A África do Sul tem uma vasta e rica cultura, além das culturas tradicionais, há muitos estrangeiros de outros países do continente africano. Em Johanesburgo tem um importante e interessante bairro pan-africanista chamado Yeoville, neste bairro há muito afrodescendentes da diáspora e africanos de outros países do continente africano como Nigéria, Gana, Congo, Angola, Moçambique…. pelo que eu entendi é considerado um bairro periférico também. Neste bairro tem uma livraria com vários livros com preços acessíveis de autores pan-africanistas. É neste bairro que eu fazia Kemetic Yoga, essa atividade é oferecida gratuitamente todos os sábados pela organização Ebukhosini Solutions. Em cada encontro era um voluntário que se dedicava a passar seus conhecimentos, eu tive alegria de fazer aulas com a Mama T, Siyabonga, Pitsira, Ursula e Ted Niacky (com ele eu fiz uma interessante aula de Kemetic Boxing). Nesse bairro tem muitos rastas também, com muitas cores do reagge e do pan-africanismo, há imagens do Bob Marley e Fela Kuti.
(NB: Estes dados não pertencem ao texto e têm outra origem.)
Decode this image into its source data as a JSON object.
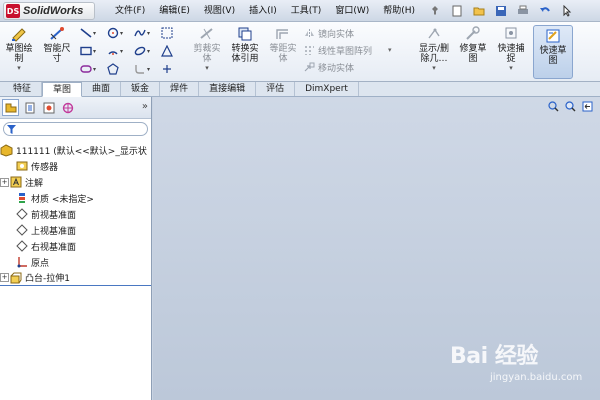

Na primeira semana que eu cheguei na África do Sul eu fui para um maravilhoso show de jazz em Johanesburgo. O jazz e soul estão muito presentes no país, eu lembro que uma vez entrei em um ônibus ao som de Billy Paul – canção Me and Mrs. Jones. É óbvio que o hip hop e os estilos musicais tradicionais africanos também estão presentes no país. Mas o estilo musical que os jovens escutam bastante é o house music, na verdade não conheci ninguém que não gostasse de house music. Eu lembro que no dia do meu aniversário eu fui para uma festa chamada “Obrigado”, nesta festa supostamente tocaria músicas brasileiras e latinas, os DJs tocaram algumas MPB e sambas, mas tudo no estilo eletrônico, eu não sei como, mas sambei até não aguentar mais, mesmo na batida eletrônica. No show da virada do ano em Johanesburgo o estilo musical mais tocado e dominante era o eletrônico, o house music é uma verdadeira febre para os jovens. Já dentro da organização, os estilos que eles mais escutavam eram reggae, jazz e soul, mas a canção que eu tive a felicidade de conhecer e que mais me marcou foi do “Wambali – Ndimba Ku Ndimba”. [iii]

Na África do Sul o transporte mais comum e usado pela população negra são os chamados táxis (são parecido com lotações para nós), estas lotações são privadas, o custo não é muito caro e você vai sentado, (diferente do transporte público aqui em São Paulo, que você paga caro e com muita sorte, luta, briga e discussão consegue um lugarzinho sentado). As lotações geralmente não estão em situações boas e, infelizmente, há muito acidentes. Há ônibus e trens também, mais o que mais me chamou atenção foi o trem bala chamado Gautrain que liga Sandton ao aeroporto, e liga também Johanesburgo a Pretória. Foi a primeira vez que andei em um trem bala, o trem é muito moderno, bonito e rápido, o problema que é não é um transporte acessível à população local, há muitos turistas e brancos, você encontra negros também, mas da classe média e alta.

Tive a oportunidade de visitar a Namíbia através de uma organização chamada Namibian Brazil Friendship Association (NBFA). Esta organização me convidou a fazer várias apresentações sobre a situação da população negra no Brasil (violência policial, racismo e homicídios do povo negro) em várias universidades e organizações. Fiquei 4 dias na capital em Windhoek (entre os dias 19 a 23 de outubro de 2015), em uma pousada que tinha, na sua grande maioria, angolanos. A Angola faz fronteira com a Namíbia, logo, há muitos angolanos estudando e morando na Namíbia. Nas apresentações que eu fiz nas universidades, os estudantes eram muito poucos e conheciam praticamente nada sobre o Brasil. A apresentação que teve maior número de jovens foi em uma organização fora da universidade chamada Young Achievers Empowerment Project. O encontro foi na sede da organização, foi a apresentação mais interativa, os jovens fizeram muitas perguntas. Entre várias perguntas, uma que mais me chamou a atenção foi a pergunta de uma linda jovem namibiana, ela perguntou se eu me considerava negra. Respondi que sim e perguntei porque não me consideraria negra, ela respondeu que o motivo da pergunta era porque meu cabelo era diferente e agradeceu por eu me considerar negra.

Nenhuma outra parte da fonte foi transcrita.